Ebrei ultraortodossi in Israele: l'esenzione dal servizio militare di fronte alla prova della guerra
Frenchto
Una nazione sull'orlo del baratro: la crisi dell'esenzione militare ultra-ortodossa in Israele.
In Israele, la questione dell'esenzione dal servizio militare per la comunità ebraica ultra-ortodossa, nota come haredim, non è più un dibattito di nicchia, ma è al centro di una crisi nazionale. Fin dalla fondazione del paese, coloro che si dedicano allo studio religioso a tempo pieno sono stati esonerati dalla leva universale. Decenni dopo, mentre la percentuale di haredim nella popolazione aumenta drasticamente (ora oltre il 13%), questo status speciale è diventato un punto di crisi, soprattutto all'ombra della guerra più lunga e costosa di Israele dall'ottobre 2023.
Sul campo di battaglia, i riservisti e persino le donne vengono chiamati ripetutamente a servire, mettendo a dura prova le famiglie e l’economia. In netto contrasto, la maggior parte dei giovani haredim evita la coscrizione, alimentando un senso di ingiustizia tra la popolazione in generale. Il divario è particolarmente stridente se confrontato con altre minoranze, come i drusi e i beduini, che prestano servizio con entusiasmo e vedono l'esercito come un percorso verso l'integrazione sociale. Per molti israeliani, l'onere diseguale non è più tollerabile: mentre i loro figli rischiano la vita, una minoranza in continua crescita rimane esente, protetta da interessi religiosi e politici profondamente radicati.

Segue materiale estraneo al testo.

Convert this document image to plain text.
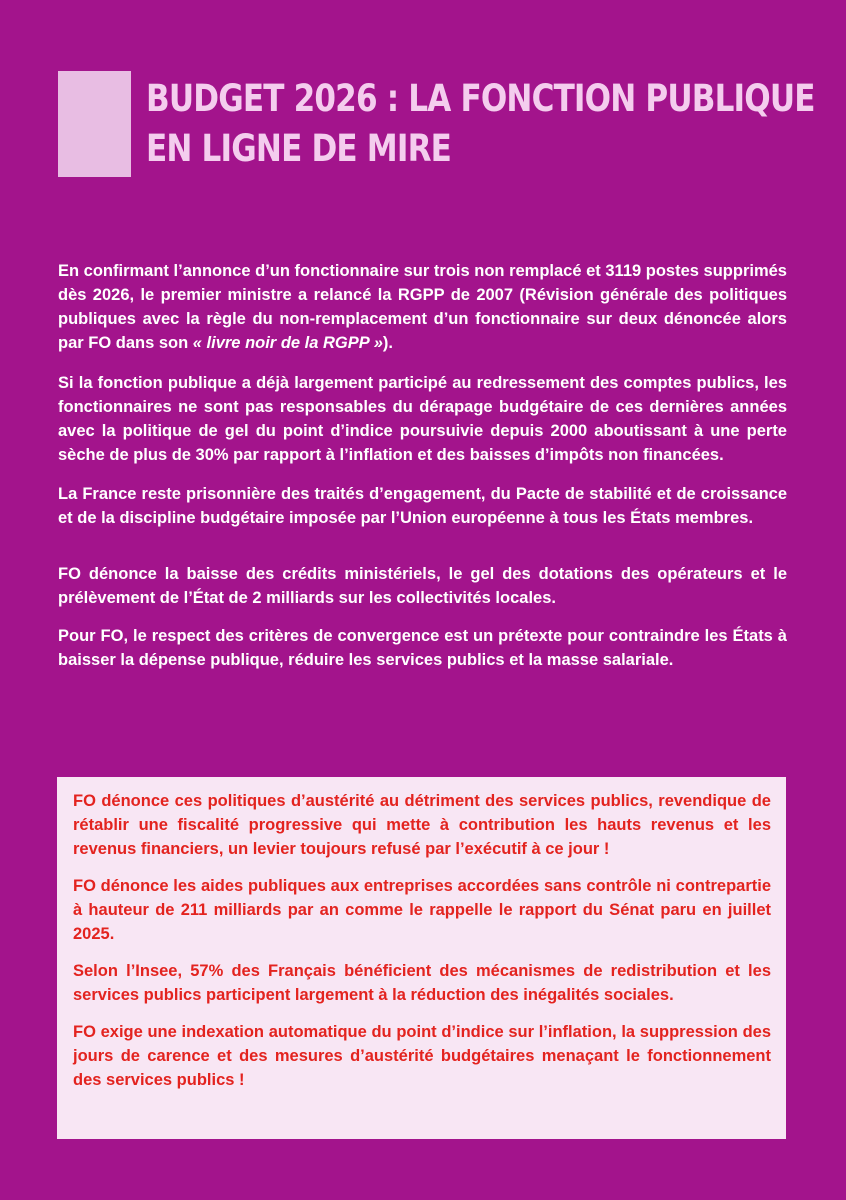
BUDGET 2026 : LA FONCTION PUBLIQUE
EN LIGNE DE MIRE

En confirmant l’annonce d’un fonctionnaire sur trois non remplacé et 3119 postes supprimés dès 2026, le premier ministre a relancé la RGPP de 2007 (Révision générale des politiques publiques avec la règle du non-remplacement d’un fonctionnaire sur deux dénoncée alors par FO dans son « livre noir de la RGPP »).

Si la fonction publique a déjà largement participé au redressement des comptes publics, les fonctionnaires ne sont pas responsables du dérapage budgétaire de ces dernières années avec la politique de gel du point d’indice poursuivie depuis 2000 aboutissant à une perte sèche de plus de 30% par rapport à l’inflation et des baisses d’impôts non financées.

La France reste prisonnière des traités d’engagement, du Pacte de stabilité et de croissance et de la discipline budgétaire imposée par l’Union européenne à tous les États membres.

FO dénonce la baisse des crédits ministériels, le gel des dotations des opérateurs et le prélèvement de l’État de 2 milliards sur les collectivités locales.

Pour FO, le respect des critères de convergence est un prétexte pour contraindre les États à baisser la dépense publique, réduire les services publics et la masse salariale.

FO dénonce ces politiques d’austérité au détriment des services publics, revendique de rétablir une fiscalité progressive qui mette à contribution les hauts revenus et les revenus financiers, un levier toujours refusé par l’exécutif à ce jour !

FO dénonce les aides publiques aux entreprises accordées sans contrôle ni contrepartie à hauteur de 211 milliards par an comme le rappelle le rapport du Sénat paru en juillet 2025.

Selon l’Insee, 57% des Français bénéficient des mécanismes de redistribution et les services publics participent largement à la réduction des inégalités sociales.

FO exige une indexation automatique du point d’indice sur l’inflation, la suppression des jours de carence et des mesures d’austérité budgétaires menaçant le fonctionnement des services publics !
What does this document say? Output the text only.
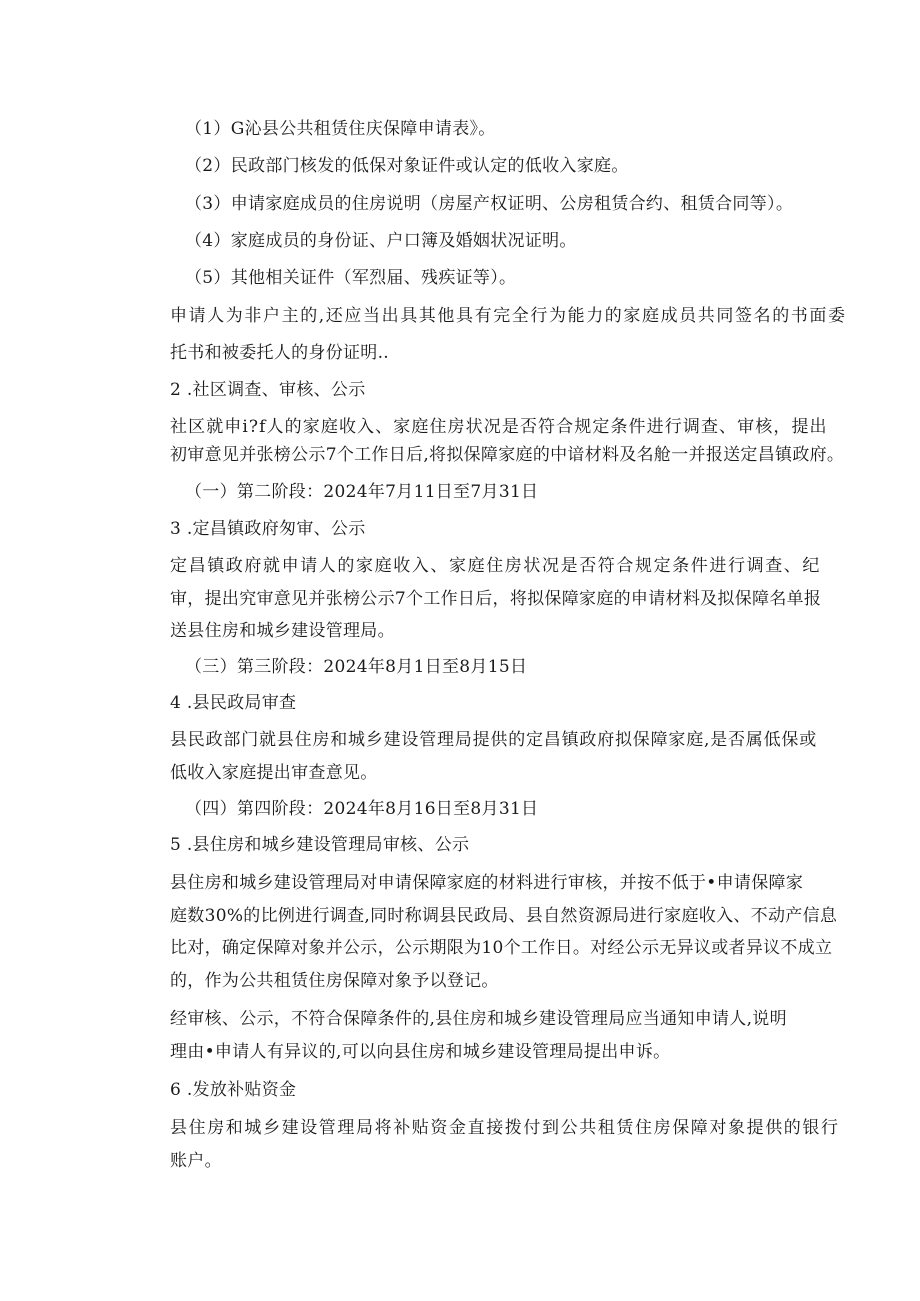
（1）G沁县公共租赁住庆保障申请表》。
（2）民政部门核发的低保对象证件或认定的低收入家庭。
（3）申请家庭成员的住房说明（房屋产权证明、公房租赁合约、租赁合同等）。
（4）家庭成员的身份证、户口簿及婚姻状况证明。
（5）其他相关证件（军烈届、残疾证等）。
申请人为非户主的,还应当出具其他具有完全行为能力的家庭成员共同签名的书面委
托书和被委托人的身份证明..
2 .社区调查、审核、公示
社区就申i?f人的家庭收入、家庭住房状况是否符合规定条件进行调查、审核，提出
初审意见并张榜公示7个工作日后,将拟保障家庭的中谙材料及名舱一并报送定昌镇政府。
（一）第二阶段：2024年7月11日至7月31日
3 .定昌镇政府匆审、公示
定昌镇政府就申请人的家庭收入、家庭住房状况是否符合规定条件进行调查、纪
审，提出究审意见并张榜公示7个工作日后，将拟保障家庭的申请材料及拟保障名单报
送县住房和城乡建设管理局。
（三）第三阶段：2024年8月1日至8月15日
4 .县民政局审查
县民政部门就县住房和城乡建设管理局提供的定昌镇政府拟保障家庭,是否属低保或
低收入家庭提出审查意见。
（四）第四阶段：2024年8月16日至8月31日
5 .县住房和城乡建设管理局审核、公示
县住房和城乡建设管理局对申请保障家庭的材料进行审核，并按不低于•申请保障家
庭数30%的比例进行调查,同时称调县民政局、县自然资源局进行家庭收入、不动产信息
比对，确定保障对象并公示，公示期限为10个工作日。对经公示无异议或者异议不成立
的，作为公共租赁住房保障对象予以登记。
经审核、公示，不符合保障条件的,县住房和城乡建设管理局应当通知申请人,说明
理由•申请人有异议的,可以向县住房和城乡建设管理局提出申诉。
6 .发放补贴资金
县住房和城乡建设管理局将补贴资金直接拨付到公共租赁住房保障对象提供的银行
账户。
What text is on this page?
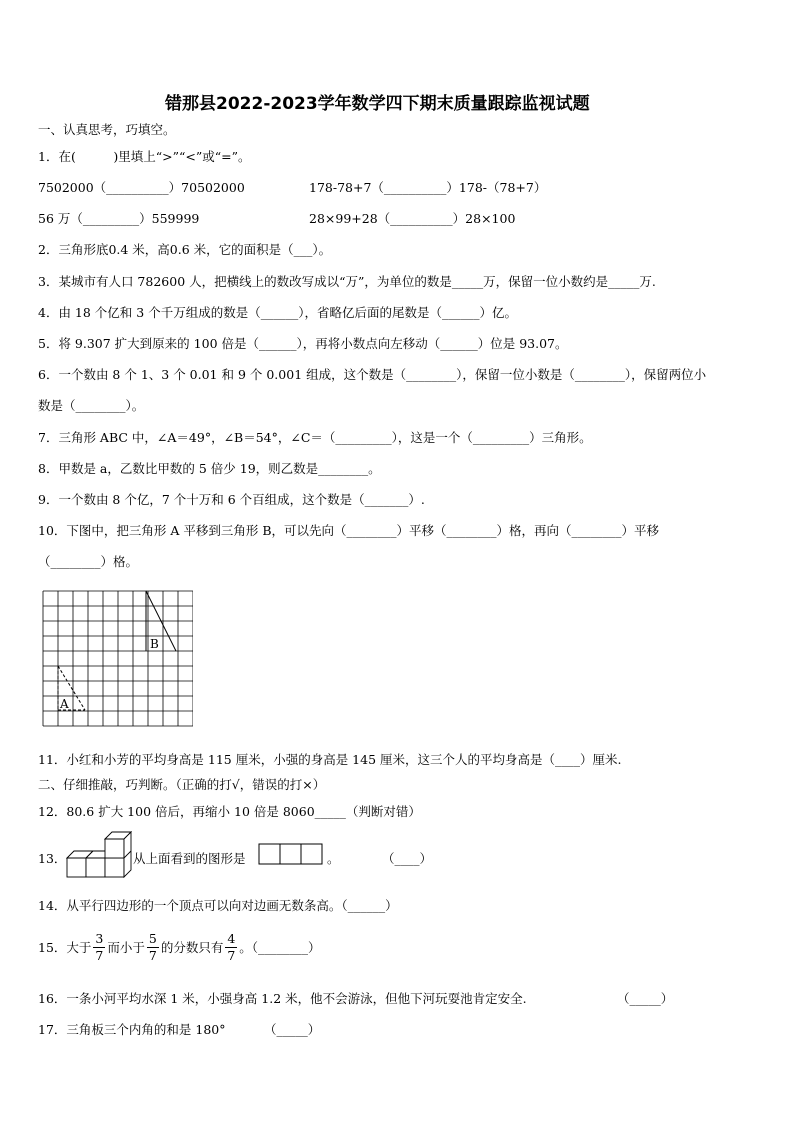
错那县2022-2023学年数学四下期末质量跟踪监视试题
一、认真思考，巧填空。
1．在(　　　)里填上“>”“<”或“=”。
7502000（__________）70502000	178-78+7（__________）178-（78+7）
56 万（_________）559999	28×99+28（__________）28×100
2．三角形底0.4 米，高0.6 米，它的面积是（___）。
3．某城市有人口 782600 人，把横线上的数改写成以“万”，为单位的数是_____万，保留一位小数约是_____万.
4．由 18 个亿和 3 个千万组成的数是（______），省略亿后面的尾数是（______）亿。
5．将 9.307 扩大到原来的 100 倍是（______），再将小数点向左移动（______）位是 93.07。
6．一个数由 8 个 1、3 个 0.01 和 9 个 0.001 组成，这个数是（________），保留一位小数是（________），保留两位小
数是（________）。
7．三角形 ABC 中，∠A＝49°，∠B＝54°，∠C＝（_________），这是一个（_________）三角形。
8．甲数是 a，乙数比甲数的 5 倍少 19，则乙数是________。
9．一个数由 8 个亿，7 个十万和 6 个百组成，这个数是（_______）.
10．下图中，把三角形 A 平移到三角形 B，可以先向（________）平移（________）格，再向（________）平移
（________）格。
B
A
11．小红和小芳的平均身高是 115 厘米，小强的身高是 145 厘米，这三个人的平均身高是（____）厘米.
二、仔细推敲，巧判断。（正确的打√，错误的打×）
12．80.6 扩大 100 倍后，再缩小 10 倍是 8060_____（判断对错）
13．	从上面看到的图形是	。	（____）
14．从平行四边形的一个顶点可以向对边画无数条高。（______）
15．大于
3
7 而小于
5
7 的分数只有
4
7 。（________）
16．一条小河平均水深 1 米，小强身高 1.2 米，他不会游泳，但他下河玩耍池肯定安全.	（_____）
17．三角板三个内角的和是 180°	（_____）
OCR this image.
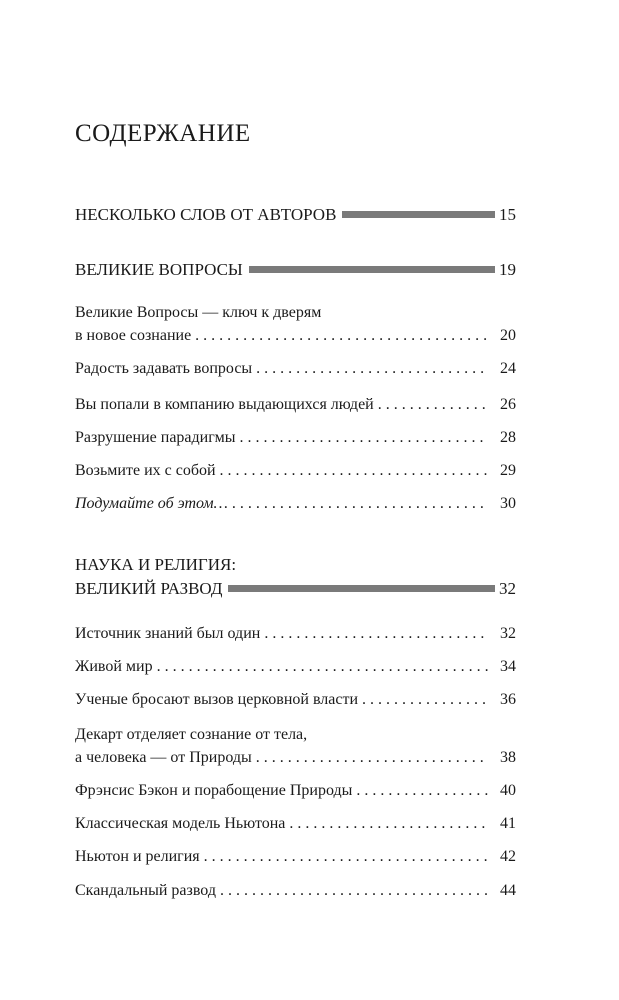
СОДЕРЖАНИЕ
НЕСКОЛЬКО СЛОВ ОТ АВТОРОВ	15
ВЕЛИКИЕ ВОПРОСЫ	19
Великие Вопросы — ключ к дверям
в новое сознание . . .	20
Радость задавать вопросы . . .	24
Вы попали в компанию выдающихся людей . . .	26
Разрушение парадигмы . . .	28
Возьмите их с собой . . .	29
Подумайте об этом… . . .	30
НАУКА И РЕЛИГИЯ:
ВЕЛИКИЙ РАЗВОД	32
Источник знаний был один . . .	32
Живой мир . . .	34
Ученые бросают вызов церковной власти . . .	36
Декарт отделяет сознание от тела,
а человека — от Природы . . .	38
Фрэнсис Бэкон и порабощение Природы . . .	40
Классическая модель Ньютона . . .	41
Ньютон и религия . . .	42
Скандальный развод . . .	44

Questa esenzione è diventata una delle divisioni sociali e politiche più profonde del paese. Gli haredim, in gran parte integrati nel processo politico, esercitano un'influenza significativa attraverso i partiti religiosi che detengono l'equilibrio del potere in parlamento. Qualsiasi tentativo di riformare l'esenzione scatena proteste di piazza e crisi politiche. Nel 2024, la Corte Suprema ha annullato l'esenzione di fatto, chiedendo l'applicazione della coscrizione o il ritiro dei finanziamenti statali dalle scuole religiose. Tuttavia, il governo, che dipende dai partiti ultraortodossi per la sua maggioranza, rimane paralizzato, con i partner della coalizione che minacciano di rovesciare l'amministrazione piuttosto che scendere a compromessi sulla questione.
Queste tensioni sono andate oltre la politica, entrando nella sfera religiosa, con rabbini di spicco che hanno denunciato le azioni del governo come un attacco al loro modo di vivere, chiedendo disobbedienza civile e proteste economiche. Nel frattempo, l'opinione pubblica al di fuori del mondo haredi diventa sempre più irremovibile: le sanzioni economiche e la fine del trattamento speciale sono viste come essenziali per la giustizia e la coesione sociale.
L'impatto economico è sconcertante. Gli uomini haredi hanno tassi di occupazione molto più bassi rispetto alla media nazionale e la mancanza del servizio militare li esclude da reti professionali vitali. Ogni anno vengono spesi miliardi in sussidi per le scuole religiose, mettendo ulteriormente a dura prova le finanze di Israele. Questo doppio onere, perdita di produttività e pesanti spese pubbliche, è diventato insostenibile, soprattutto in tempo di guerra.
La ricerca di soluzioni è urgente. Sono state create unità militari specializzate per soddisfare le esigenze religiose, ma rimangono piccole e controverse. Il servizio civile, in settori come la sanità o l'istruzione, viene considerato come un'alternativa. Lo strumento più potente potrebbe essere economico: collegare il finanziamento delle scuole religiose alla partecipazione al servizio nazionale.
Lo status quo sta cedendo sotto la pressione della guerra, dei cambiamenti demografici e delle richieste di equità. Israele si trova di fronte a una scelta decisiva: riformare il sistema e condividere il peso della difesa in modo più equo, o rischiare di approfondire le divisioni che minacciano il tessuto stesso della sua società.